Migrating

Views 2 in Beta, I'm still stalled

Views 2 reaching its second beta release for Drupal 6 is promising. =)

I may revoke my decision to just move along without it. I'm still torn over whether I should add another delay to my schedule. I'd need at least Views and Organic Groups in stable and upgradeable condition for Drupal 6.

Despite my little frustration rant being mistook, I do have enthusiasm for Drupal still. There's no question over whether I'll stick with it, but whether I continue to upgrade and keep pace is completely dependent on the migration issues eventually getting resolved, which I'm feeling pretty cynical about.

A CMS in particular is something that I want to run smoothly and not have to spend a great deal of time and energy maintaining. To be clear, this is my point of frustration: Drupal doesn't upgrade or migrate easily, if it did then waiting for modules wouldn't be an issue. Views & CCK make it even more difficult, data could be stored and presented in so many different ways.

The big question for myself and the lurkers that I know are following this, is whether I just go ahead with Drupal 5 or wait some more for the key modules I need for Drupal 6, because I'm going to feel pretty stuck to one or the other.

In many ways, it's easier to wait. I can certainly occupy my time elsewhere (my gf is moving in, trust me I have lots to do, plus Age of Conan is coming soon *grin*), but I'm not a mañana person, I like to get things done and wrapped up so I can move on. I think here though, frustrations with delays need to give into the wisdom of patience. =)

MMOROG Drupal port = done.

There.

*brushes dust from his hands*

I've finished porting over MMOROG to Drupal.

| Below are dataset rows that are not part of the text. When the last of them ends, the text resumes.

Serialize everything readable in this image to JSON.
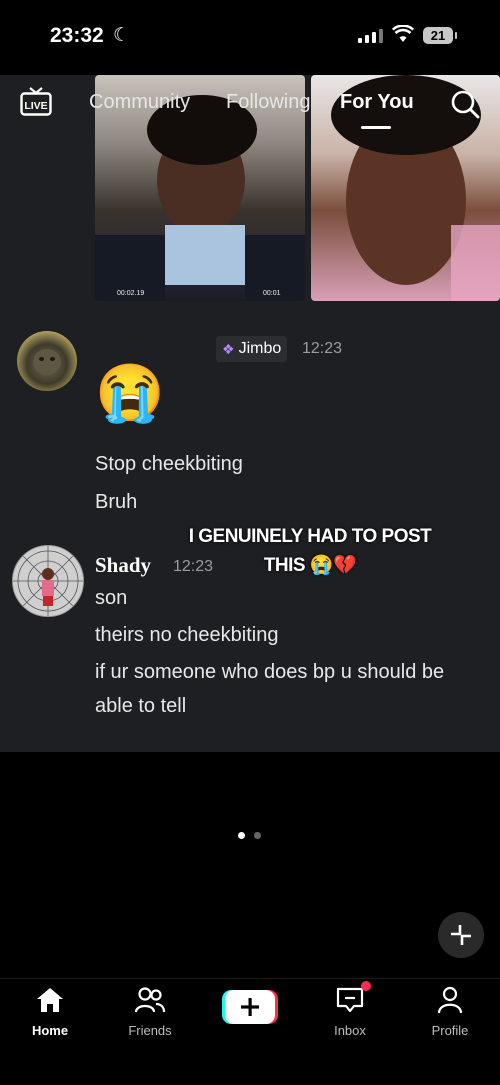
{
  "status_bar": {
    "time": "23:32",
    "battery": "21"
  },
  "top_nav": {
    "tabs": [
      "Community",
      "Following",
      "For You"
    ],
    "active_tab": "For You"
  },
  "video": {
    "timestamp_left": "00:02.19",
    "timestamp_right": "00:01"
  },
  "chat": {
    "message1": {
      "username_tag": "Jimbo",
      "time": "12:23",
      "emoji": "😭",
      "lines": [
        "Stop cheekbiting",
        "Bruh"
      ]
    },
    "message2": {
      "username": "Shady",
      "time": "12:23",
      "lines": [
        "son",
        "theirs no cheekbiting",
        "if ur someone who does bp u should be",
        "able to tell"
      ]
    }
  },
  "overlay_caption": {
    "line1": "I GENUINELY HAD TO POST",
    "line2": "THIS 😭💔"
  },
  "pagination": {
    "count": 2,
    "active": 0
  },
  "bottom_nav": {
    "items": [
      "Home",
      "Friends",
      "Inbox",
      "Profile"
    ],
    "active": "Home"
  },
  "colors": {
    "post_background": "#1e1f22",
    "inbox_badge": "#ff2b55",
    "plus_cyan": "#25f4ee",
    "plus_red": "#fe2c55"
  }
}
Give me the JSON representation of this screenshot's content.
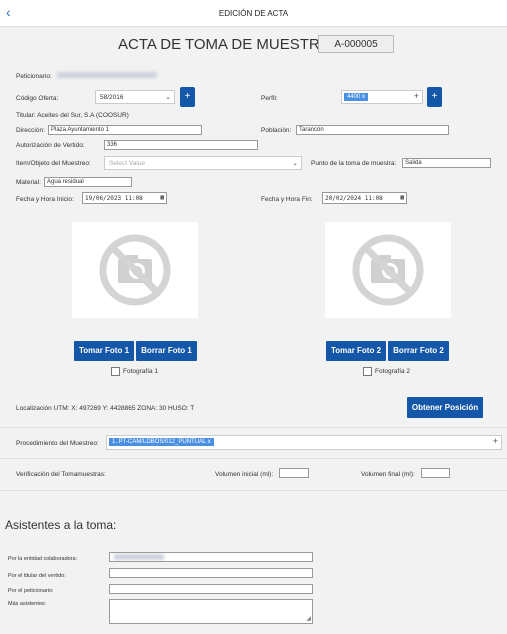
{
  "header": {
    "title": "EDICIÓN DE ACTA",
    "back_icon": "‹"
  },
  "acta": {
    "title": "ACTA DE TOMA DE MUESTRA",
    "number": "A-000005"
  },
  "form": {
    "peticionario_label": "Peticionario:",
    "codigo_oferta_label": "Código Oferta:",
    "codigo_oferta_value": "58/2016",
    "perfil_label": "Perfil:",
    "perfil_tag": "4400 x",
    "titular_label": "Titular: Aceites del Sur, S.A (COOSUR)",
    "direccion_label": "Dirección:",
    "direccion_value": "Plaza Ayuntamiento 1",
    "poblacion_label": "Población:",
    "poblacion_value": "Tarancón",
    "autorizacion_label": "Autorización de Vertido:",
    "autorizacion_value": "336",
    "item_label": "Item/Objeto del Muestreo:",
    "item_placeholder": "Select Value",
    "punto_label": "Punto de la toma de muestra:",
    "punto_value": "Salida",
    "material_label": "Material:",
    "material_value": "Agua residual",
    "fecha_inicio_label": "Fecha y Hora Inicio:",
    "fecha_inicio_value": "19/06/2023  11:08",
    "fecha_fin_label": "Fecha y Hora Fin:",
    "fecha_fin_value": "20/02/2024  11:08"
  },
  "photos": {
    "take1": "Tomar Foto 1",
    "delete1": "Borrar Foto 1",
    "check1": "Fotografía 1",
    "take2": "Tomar Foto 2",
    "delete2": "Borrar Foto 2",
    "check2": "Fotografía 2"
  },
  "location": {
    "text": "Localización UTM: X: 497269 Y: 4428865 ZONA: 30 HUSO: T",
    "button": "Obtener Posición"
  },
  "procedimiento": {
    "label": "Procedimiento del Muestreo:",
    "tag": "1. PT-CAM/LDBOS/012_PUNTUAL x",
    "plus": "+"
  },
  "verificacion": {
    "label": "Verificación del Tomamuestras:",
    "vol_inicial_label": "Volumen inicial (ml):",
    "vol_final_label": "Volumen final (ml):"
  },
  "asistentes": {
    "title": "Asistentes a la toma:",
    "entidad_label": "Por la entidad colaboradora:",
    "titular_label": "Por el titular del vertido:",
    "peticionario_label": "Por el peticionario:",
    "mas_label": "Más asistentes:"
  },
  "colors": {
    "primary": "#1456a8",
    "tag": "#4a90e2",
    "background": "#f2f2f2"
  }
}
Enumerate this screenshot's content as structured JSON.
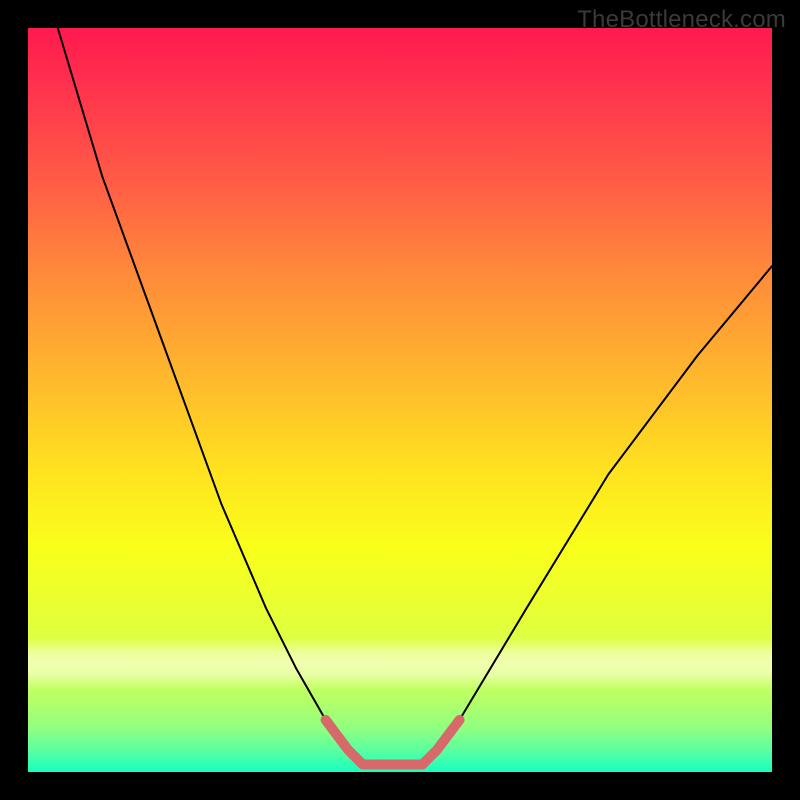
{
  "watermark": "TheBottleneck.com",
  "chart_data": {
    "type": "line",
    "title": "",
    "xlabel": "",
    "ylabel": "",
    "xlim": [
      0,
      100
    ],
    "ylim": [
      0,
      100
    ],
    "legend": false,
    "grid": false,
    "background_gradient": {
      "direction": "vertical",
      "stops": [
        {
          "pos": 0.0,
          "color": "#ff1a4f"
        },
        {
          "pos": 0.33,
          "color": "#ff8a3a"
        },
        {
          "pos": 0.6,
          "color": "#ffe41f"
        },
        {
          "pos": 0.85,
          "color": "#d6ff4d"
        },
        {
          "pos": 1.0,
          "color": "#18ffc0"
        }
      ]
    },
    "series": [
      {
        "name": "bottleneck-curve",
        "color": "#000000",
        "width": 2,
        "x": [
          4,
          10,
          18,
          26,
          32,
          36,
          40,
          43,
          45,
          47,
          50,
          53,
          55,
          58,
          67,
          78,
          90,
          100
        ],
        "y": [
          100,
          80,
          58,
          36,
          22,
          14,
          7,
          3,
          1,
          1,
          1,
          1,
          3,
          7,
          22,
          40,
          56,
          68
        ]
      },
      {
        "name": "optimal-zone-highlight",
        "color": "#d66a6a",
        "width": 10,
        "x": [
          40,
          43,
          45,
          47,
          50,
          53,
          55,
          58
        ],
        "y": [
          7,
          3,
          1,
          1,
          1,
          1,
          3,
          7
        ]
      }
    ],
    "annotations": []
  }
}
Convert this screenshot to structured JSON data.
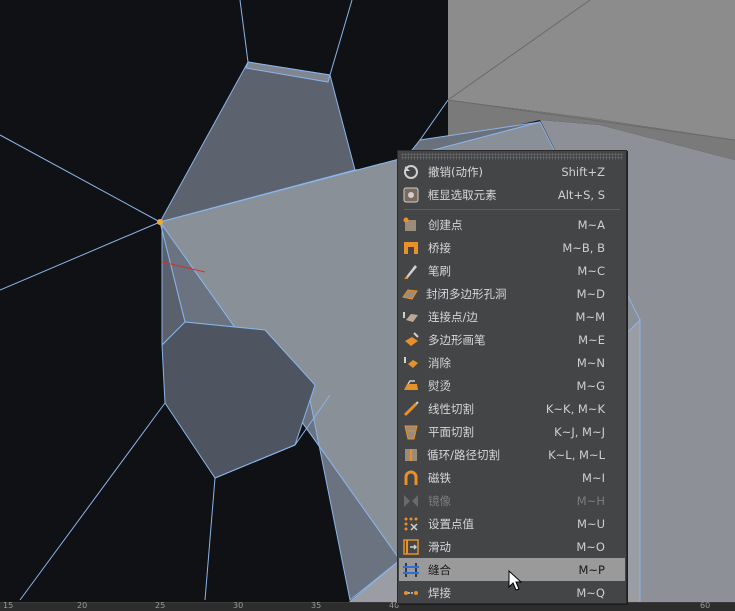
{
  "ruler": {
    "ticks": [
      "15",
      "20",
      "25",
      "30",
      "35",
      "40",
      "60"
    ]
  },
  "menu": {
    "groups": [
      [
        {
          "label": "撤销(动作)",
          "shortcut": "Shift+Z",
          "icon": "undo-icon"
        },
        {
          "label": "框显选取元素",
          "shortcut": "Alt+S, S",
          "icon": "frame-selected-icon"
        }
      ],
      [
        {
          "label": "创建点",
          "shortcut": "M~A",
          "icon": "create-point-icon"
        },
        {
          "label": "桥接",
          "shortcut": "M~B, B",
          "icon": "bridge-icon"
        },
        {
          "label": "笔刷",
          "shortcut": "M~C",
          "icon": "brush-icon"
        },
        {
          "label": "封闭多边形孔洞",
          "shortcut": "M~D",
          "icon": "close-polygon-hole-icon"
        },
        {
          "label": "连接点/边",
          "shortcut": "M~M",
          "icon": "connect-points-edges-icon"
        },
        {
          "label": "多边形画笔",
          "shortcut": "M~E",
          "icon": "polygon-pen-icon"
        },
        {
          "label": "消除",
          "shortcut": "M~N",
          "icon": "dissolve-icon"
        },
        {
          "label": "熨烫",
          "shortcut": "M~G",
          "icon": "iron-icon"
        },
        {
          "label": "线性切割",
          "shortcut": "K~K, M~K",
          "icon": "line-cut-icon"
        },
        {
          "label": "平面切割",
          "shortcut": "K~J, M~J",
          "icon": "plane-cut-icon"
        },
        {
          "label": "循环/路径切割",
          "shortcut": "K~L, M~L",
          "icon": "loop-path-cut-icon"
        },
        {
          "label": "磁铁",
          "shortcut": "M~I",
          "icon": "magnet-icon"
        },
        {
          "label": "镜像",
          "shortcut": "M~H",
          "icon": "mirror-icon",
          "disabled": true
        },
        {
          "label": "设置点值",
          "shortcut": "M~U",
          "icon": "set-point-value-icon"
        },
        {
          "label": "滑动",
          "shortcut": "M~O",
          "icon": "slide-icon"
        },
        {
          "label": "缝合",
          "shortcut": "M~P",
          "icon": "stitch-and-sew-icon",
          "highlighted": true
        },
        {
          "label": "焊接",
          "shortcut": "M~Q",
          "icon": "weld-icon"
        }
      ]
    ]
  },
  "colors": {
    "background": "#101114",
    "mesh_face": "#5f6672",
    "mesh_face_light": "#8a8f97",
    "mesh_edge": "#8ab4e8",
    "selected_point": "#f0a830",
    "menu_bg": "#444547",
    "menu_highlight": "#9a9a9a",
    "icon_orange": "#e8902a"
  }
}
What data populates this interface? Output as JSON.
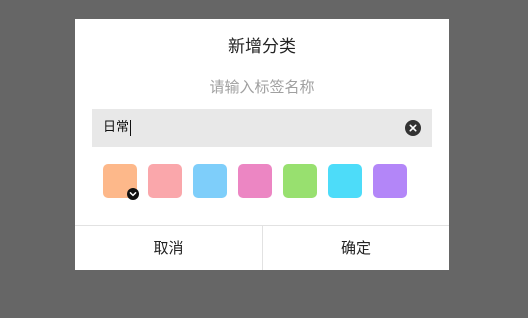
{
  "dialog": {
    "title": "新增分类",
    "subtitle": "请输入标签名称",
    "input": {
      "value": "日常"
    },
    "clear_icon": "clear-circle-icon",
    "colors": [
      {
        "hex": "#FDB88A",
        "selected": true
      },
      {
        "hex": "#FAA7AB",
        "selected": false
      },
      {
        "hex": "#7ECEFA",
        "selected": false
      },
      {
        "hex": "#EC86C3",
        "selected": false
      },
      {
        "hex": "#98E06F",
        "selected": false
      },
      {
        "hex": "#4DDCF9",
        "selected": false
      },
      {
        "hex": "#B386F8",
        "selected": false
      }
    ],
    "selected_icon": "checkmark-icon",
    "cancel_label": "取消",
    "confirm_label": "确定"
  },
  "colors": {
    "overlay": "#666666",
    "dialog_bg": "#FFFFFF",
    "input_bg": "#E8E8E8"
  }
}
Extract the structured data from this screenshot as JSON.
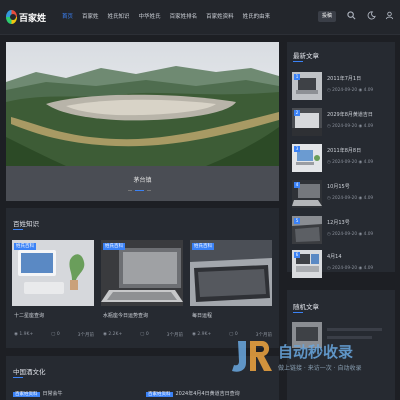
{
  "header": {
    "logo_text": "百家姓",
    "nav": [
      "首页",
      "百家姓",
      "姓氏知识",
      "中华姓氏",
      "百家姓排名",
      "百家姓资料",
      "姓氏的由来"
    ],
    "action_button": "投稿"
  },
  "hero": {
    "caption": "茅台镇"
  },
  "knowledge": {
    "title": "百姓知识",
    "cards": [
      {
        "tag": "姓氏百科",
        "title": "十二星座查询",
        "views": "1.9K+",
        "comments": "0",
        "likes": "3个月前"
      },
      {
        "tag": "姓氏百科",
        "title": "水瓶座今日运势查询",
        "views": "2.2K+",
        "comments": "0",
        "likes": "3个月前"
      },
      {
        "tag": "姓氏百科",
        "title": "每日运程",
        "views": "2.9K+",
        "comments": "0",
        "likes": "3个月前"
      }
    ]
  },
  "culture": {
    "title": "中国酒文化",
    "items": [
      {
        "tag": "百家姓资料",
        "title": "日常会牛"
      },
      {
        "tag": "百家姓资料",
        "title": "2024年4月4日黄道吉日查询"
      }
    ]
  },
  "latest": {
    "title": "最新文章",
    "items": [
      {
        "num": "1",
        "title": "2011年7月1日",
        "date": "2024-09-20",
        "views": "4.09"
      },
      {
        "num": "2",
        "title": "2029年8月黄道吉日",
        "date": "2024-09-20",
        "views": "4.09"
      },
      {
        "num": "3",
        "title": "2011年8月8日",
        "date": "2024-09-20",
        "views": "4.09"
      },
      {
        "num": "4",
        "title": "10月15号",
        "date": "2024-09-20",
        "views": "4.09"
      },
      {
        "num": "5",
        "title": "12月13号",
        "date": "2024-09-20",
        "views": "4.09"
      },
      {
        "num": "6",
        "title": "4月14",
        "date": "2024-09-20",
        "views": "4.09"
      }
    ]
  },
  "random": {
    "title": "随机文章"
  },
  "watermark": {
    "text": "自动秒收录",
    "sub": "做上链接 · 来访一次 · 自动收录"
  }
}
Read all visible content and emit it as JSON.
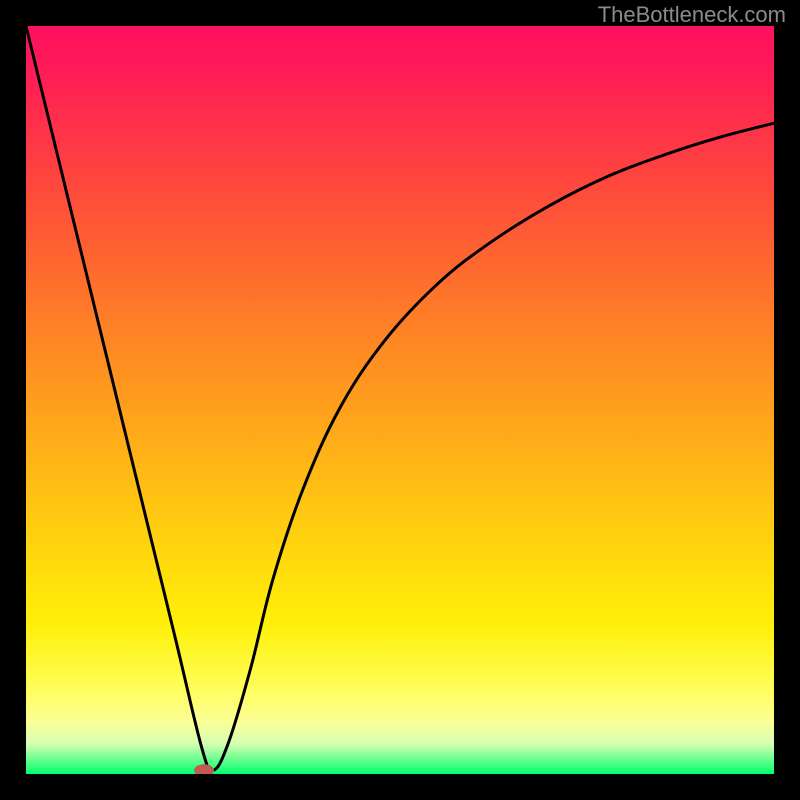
{
  "attribution": "TheBottleneck.com",
  "chart_data": {
    "type": "line",
    "title": "",
    "xlabel": "",
    "ylabel": "",
    "xlim": [
      0,
      100
    ],
    "ylim": [
      0,
      100
    ],
    "series": [
      {
        "name": "curve",
        "x": [
          0,
          5,
          10,
          15,
          20,
          23.5,
          25,
          27,
          30,
          33,
          37,
          42,
          48,
          55,
          62,
          70,
          78,
          86,
          93,
          100
        ],
        "values": [
          100,
          79.5,
          59.0,
          38.5,
          18.0,
          3.5,
          0.5,
          4.0,
          14.0,
          26.0,
          38.0,
          49.0,
          58.0,
          65.5,
          71.0,
          76.0,
          80.0,
          83.0,
          85.2,
          87.0
        ]
      }
    ],
    "marker": {
      "x": 23.8,
      "y": 0.5
    },
    "grid": false,
    "legend": false
  },
  "colors": {
    "frame": "#000000",
    "curve": "#000000",
    "marker": "#c05a52"
  }
}
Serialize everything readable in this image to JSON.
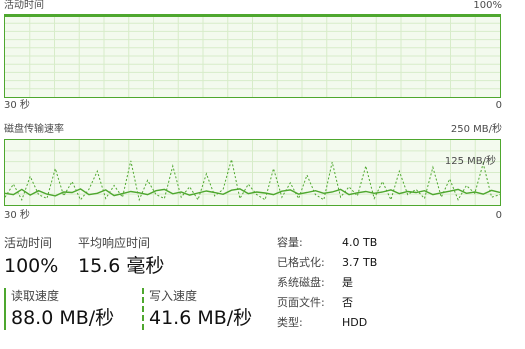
{
  "activity_graph": {
    "title": "活动时间",
    "max_label": "100%",
    "time_label": "30 秒",
    "min_label": "0"
  },
  "transfer_graph": {
    "title": "磁盘传输速率",
    "max_label": "250 MB/秒",
    "mid_label": "125 MB/秒",
    "time_label": "30 秒",
    "min_label": "0",
    "max_value_mbps": 250,
    "read_series_mbps": [
      45,
      40,
      60,
      38,
      55,
      42,
      35,
      50,
      48,
      62,
      40,
      45,
      58,
      36,
      44,
      52,
      47,
      40,
      55,
      60,
      43,
      50,
      38,
      46,
      54,
      48,
      41,
      57,
      62,
      44,
      50,
      46,
      40,
      53,
      58,
      42,
      48,
      55,
      45,
      50,
      60,
      40,
      47,
      52,
      45,
      50,
      58,
      44,
      52,
      48,
      55,
      40,
      47,
      53,
      60,
      45,
      50,
      42,
      56,
      48
    ],
    "write_series_mbps": [
      30,
      80,
      20,
      110,
      40,
      25,
      140,
      35,
      90,
      20,
      60,
      130,
      25,
      75,
      30,
      170,
      20,
      95,
      40,
      25,
      150,
      30,
      70,
      20,
      120,
      35,
      60,
      175,
      25,
      80,
      40,
      20,
      140,
      30,
      85,
      25,
      115,
      40,
      20,
      165,
      30,
      70,
      35,
      150,
      25,
      90,
      20,
      130,
      40,
      60,
      25,
      145,
      30,
      100,
      20,
      75,
      45,
      160,
      30,
      40
    ]
  },
  "stats": {
    "active_time": {
      "label": "活动时间",
      "value": "100%"
    },
    "avg_response": {
      "label": "平均响应时间",
      "value": "15.6 毫秒"
    },
    "read_speed": {
      "label": "读取速度",
      "value": "88.0 MB/秒"
    },
    "write_speed": {
      "label": "写入速度",
      "value": "41.6 MB/秒"
    }
  },
  "properties": [
    {
      "label": "容量:",
      "value": "4.0 TB"
    },
    {
      "label": "已格式化:",
      "value": "3.7 TB"
    },
    {
      "label": "系统磁盘:",
      "value": "是"
    },
    {
      "label": "页面文件:",
      "value": "否"
    },
    {
      "label": "类型:",
      "value": "HDD"
    }
  ],
  "colors": {
    "accent": "#4ea72e",
    "grid": "#d7ecc9",
    "fill": "#f3faee"
  }
}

It was a bit more work than expected, this wasn't a simple and quick data transfer between blog software, but the reward to effort ratio is pretty high and I'm very pleased with the directions I can move MMOROG in now.

That site has had a long history, I consider it my morphing home on the web since '94. Oh initially of course it was just a homepage in the ancient sense, but I updated my commentary on it so often that my friend Xandria finally convinced me to move to a blog format (we called it journaling back then, lol not so long ago) in '99. It migrated from a funky and ill-conceived cache-driven archive to Movable Type and then Wordpress and now I'm looking forward to its healthy future with Drupal.

Basic site timeline:
Blog / Site Transitions: Rog's page » Rog-Cam » NecroRogIcon » MMOROG
Software: Static pages » Custom PHP » Movable Type » Wordpress » Drupal

I've cleaned up the CSS and markup of the page considerably, opting for full XHTML strict instead of the old HTML 4 Transitional. The CSS validates. The XHTML layout validates, but the content is bound to break validation unless I go through and individually clean up every article (the old Movable Type ones are particularly munged). There's also a line from the webstats software I use (Visitors, configured to document screen resolution) that is really disliked by the validators, but that's a necessary evil because it's specifically tracking the errors for its data.

I'll happily be adding new stuff to MMOROG soon.

Okay time to work on the next site. =)

The big Blog Migration

So far most of my efforts here have been either learning, or tweaking / fiddling with stuff. All of the little things add up for sure, I've been at this awhile already. Here's the first big task though: migrating the data from my old blog on Wordpress to Drupal.

If I were transferring between most any other blog software, it would be easy. Wordpress, MovableType, b2evolution, TextPattern, etc. all convert well between each other, most of them include a healthy dose of import/export tools or the solutions are readily available via plugins.

But ugh, Drupal's modular nature comes at a price: it doesn't play nicely with the others. The few Wordpress->Drupal conversion programs that I found were outdated or assumed a very basic setup on both ends. Granted, my Wordpress install is customized a fair bit, so I can't blame it all on Drupal. Regardless, I'm coming to the realization that a personal solution is all that's going to cut it.

Thankfully, I enjoy mucking about in SQL. Multiple join queries are my element.